Tiger snake jaws evolve, claim scientists who studied tiger snakes on Carnac Island – a tiny rocky island off the coast of western Australia.  The snakes are the descendants of a collection of snakes believed to have been taken to the island in 1930 by a travelling showman who was in trouble with the authorities for having a dangerous carnival show. 

The island was previously free of snakes, and was also lacking the small animals, such as frogs, that tiger snakes normally ate.  However, the snakes survived by eating baby seabirds, which are larger than the snakes’ usual prey, and now Carnac Island snakes have larger jaws than mainland snakes. 

Scientists from University of Adelaide and Flinders University studied the jaws of island and mainland snakes to see how the snakes could have evolved larger jaws in less than 100 years.  They raised baby snakes from Carnac Island and snakes from Herdsman Lake on the mainland and fed them two different diets – small mice and large mice.  Baby Carnac Island snakes had larger jaws than mainland snakes when they were born, and if they were fed on a diet of large prey their jaws grew larger than snakes of fed a diet of small prey.  Mainland snakes fed on large prey did not develop larger jaws than snakes fed on small prey.  The research team claim the Carnac Island snakes have undergone rapid evolution and “phenotypic plasticity”. 
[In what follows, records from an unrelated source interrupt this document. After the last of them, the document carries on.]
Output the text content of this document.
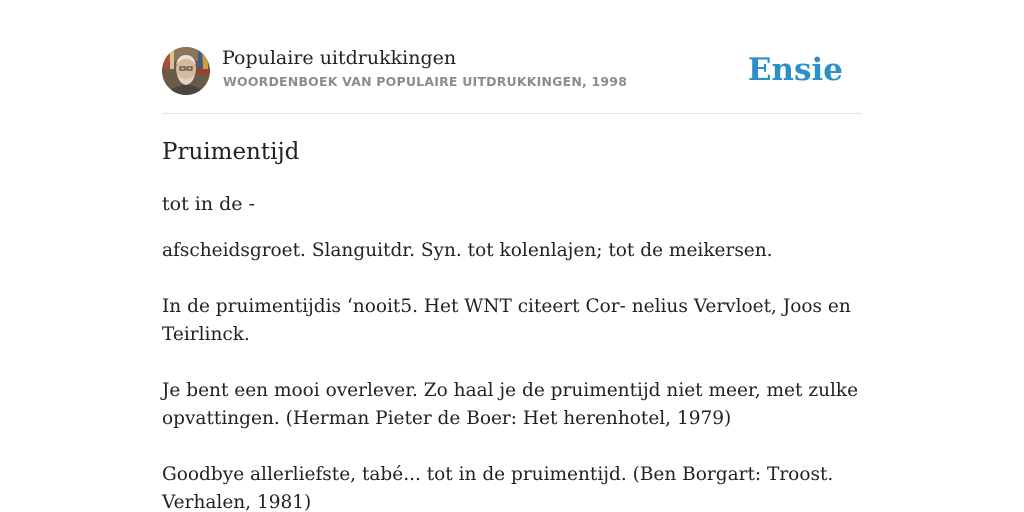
Populaire uitdrukkingen
WOORDENBOEK VAN POPULAIRE UITDRUKKINGEN, 1998	Ensie
Pruimentijd
tot in de -

afscheidsgroet. Slanguitdr. Syn. tot kolenlajen; tot de meikersen.

In de pruimentijdis ‘nooit5. Het WNT citeert Cor- nelius Vervloet, Joos en Teirlinck.

Je bent een mooi overlever. Zo haal je de pruimentijd niet meer, met zulke opvattingen. (Herman Pieter de Boer: Het herenhotel, 1979)

Goodbye allerliefste, tabé... tot in de pruimentijd. (Ben Borgart: Troost. Verhalen, 1981)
Alessandro Palci of University of Adelaide commented: “Not all evolutionary change takes millions of years, as it is often assumed by people when they think of Darwinian evolution.”  He went on to explain: “After a year of feeding them large mice, basically they grew five per cent longer than the other ones that were fed on small mice. It’s super fast and it’s why this study is so interesting, and for vertebrates it’s one of the few examples of really fast evolution.”

References: Perth Now 16 January 2023; The Conversation 16 January 2023; Evolutionary Biology 10 January 2023 doi: 10.1007/s11692-022-09591-z

Editorial Comment: The jaws of the Carnac Island snakes may be different in their growth pattern compared with the sample of mainland snakes, but the snakes have not evolved. They are still the same species of snake, and a 5% increase in jaw size is not the same as developing a new feature it did not have before, which is what has to happen before a biological process can be really called evolution. 
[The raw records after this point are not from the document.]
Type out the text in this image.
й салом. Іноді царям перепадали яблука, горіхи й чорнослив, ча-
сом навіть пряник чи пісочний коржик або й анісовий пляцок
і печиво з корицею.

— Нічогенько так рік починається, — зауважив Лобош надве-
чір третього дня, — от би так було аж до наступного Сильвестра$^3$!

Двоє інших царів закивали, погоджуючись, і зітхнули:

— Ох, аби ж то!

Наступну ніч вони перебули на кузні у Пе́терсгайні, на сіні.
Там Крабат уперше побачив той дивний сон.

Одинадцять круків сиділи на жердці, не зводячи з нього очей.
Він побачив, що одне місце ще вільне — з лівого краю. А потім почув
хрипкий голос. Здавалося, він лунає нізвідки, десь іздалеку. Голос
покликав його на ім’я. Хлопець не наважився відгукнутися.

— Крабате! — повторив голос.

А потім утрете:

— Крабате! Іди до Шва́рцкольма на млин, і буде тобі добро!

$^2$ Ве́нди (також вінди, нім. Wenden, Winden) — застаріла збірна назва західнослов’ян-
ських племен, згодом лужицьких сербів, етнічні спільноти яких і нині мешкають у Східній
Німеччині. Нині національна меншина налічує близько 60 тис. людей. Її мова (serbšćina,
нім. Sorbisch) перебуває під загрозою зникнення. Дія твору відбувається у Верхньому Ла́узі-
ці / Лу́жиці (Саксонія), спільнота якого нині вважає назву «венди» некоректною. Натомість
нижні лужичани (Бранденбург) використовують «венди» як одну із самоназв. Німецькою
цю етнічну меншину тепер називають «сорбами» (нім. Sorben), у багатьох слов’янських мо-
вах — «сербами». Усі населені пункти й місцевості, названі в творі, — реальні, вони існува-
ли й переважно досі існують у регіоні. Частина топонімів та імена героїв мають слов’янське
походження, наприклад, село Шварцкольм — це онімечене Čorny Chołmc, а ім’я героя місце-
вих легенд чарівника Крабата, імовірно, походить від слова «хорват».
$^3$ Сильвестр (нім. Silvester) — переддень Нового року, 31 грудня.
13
In an environment where the main food source is larger than on the mainland it is no surprise that after 90 years the Carnac Island snakes have larger jaws, simply because large jawed snakes survived and reproduced while small jawed snakes died out.  This is natural selection at work, but it is not evolution. 
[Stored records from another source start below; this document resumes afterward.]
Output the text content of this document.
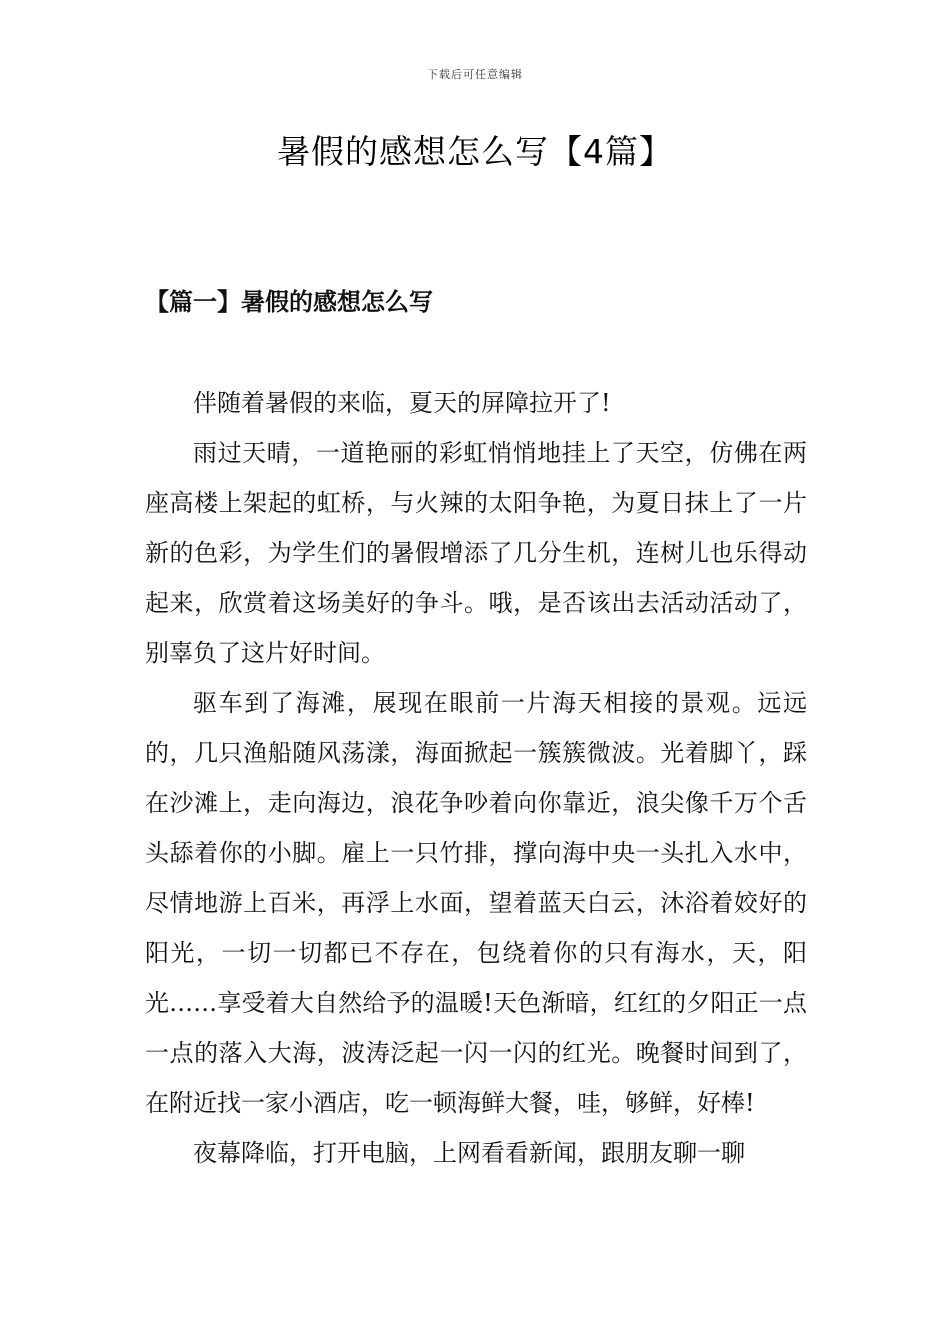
下载后可任意编辑
暑假的感想怎么写【4篇】
【篇一】暑假的感想怎么写

伴随着暑假的来临，夏天的屏障拉开了!

雨过天晴，一道艳丽的彩虹悄悄地挂上了天空，仿佛在两座高楼上架起的虹桥，与火辣的太阳争艳，为夏日抹上了一片新的色彩，为学生们的暑假增添了几分生机，连树儿也乐得动起来，欣赏着这场美好的争斗。哦，是否该出去活动活动了，别辜负了这片好时间。

驱车到了海滩，展现在眼前一片海天相接的景观。远远的，几只渔船随风荡漾，海面掀起一簇簇微波。光着脚丫，踩在沙滩上，走向海边，浪花争吵着向你靠近，浪尖像千万个舌头舔着你的小脚。雇上一只竹排，撑向海中央一头扎入水中，尽情地游上百米，再浮上水面，望着蓝天白云，沐浴着姣好的阳光，一切一切都已不存在，包绕着你的只有海水，天，阳光……享受着大自然给予的温暖!天色渐暗，红红的夕阳正一点一点的落入大海，波涛泛起一闪一闪的红光。晚餐时间到了，在附近找一家小酒店，吃一顿海鲜大餐，哇，够鲜，好棒!

夜幕降临，打开电脑，上网看看新闻，跟朋友聊一聊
What is “phenotypic plasticity’?  It is the ability to respond to the changes in the environment by modifying an already existing body structure, e.g. developing larger muscles and thicker bones following increased exercise.  This is a useful feature as it enables living creature to cope when changing demands are put on the body, but not waste resources on building bigger structures until they are needed. 

The increased growth of the jaws in Carnac Island fed with large mice is a genuine example of this, but it is not an evolutionary process.  It is a design feature.  It can only happen if the genes that control the jaw growth are already primed to respond to the stimulus of trying to eat large prey, i.e. it is the result of forward planning and has to be built in.  Snakes that already had this ability survived to reproduce on Carnac Island, those that did lost out in the struggle for life.  It seems that the sample of mainland snakes used in this study had lost this ability, but it hasn’t prevented them from surviving as there was plenty of small prey for them to eat where they live.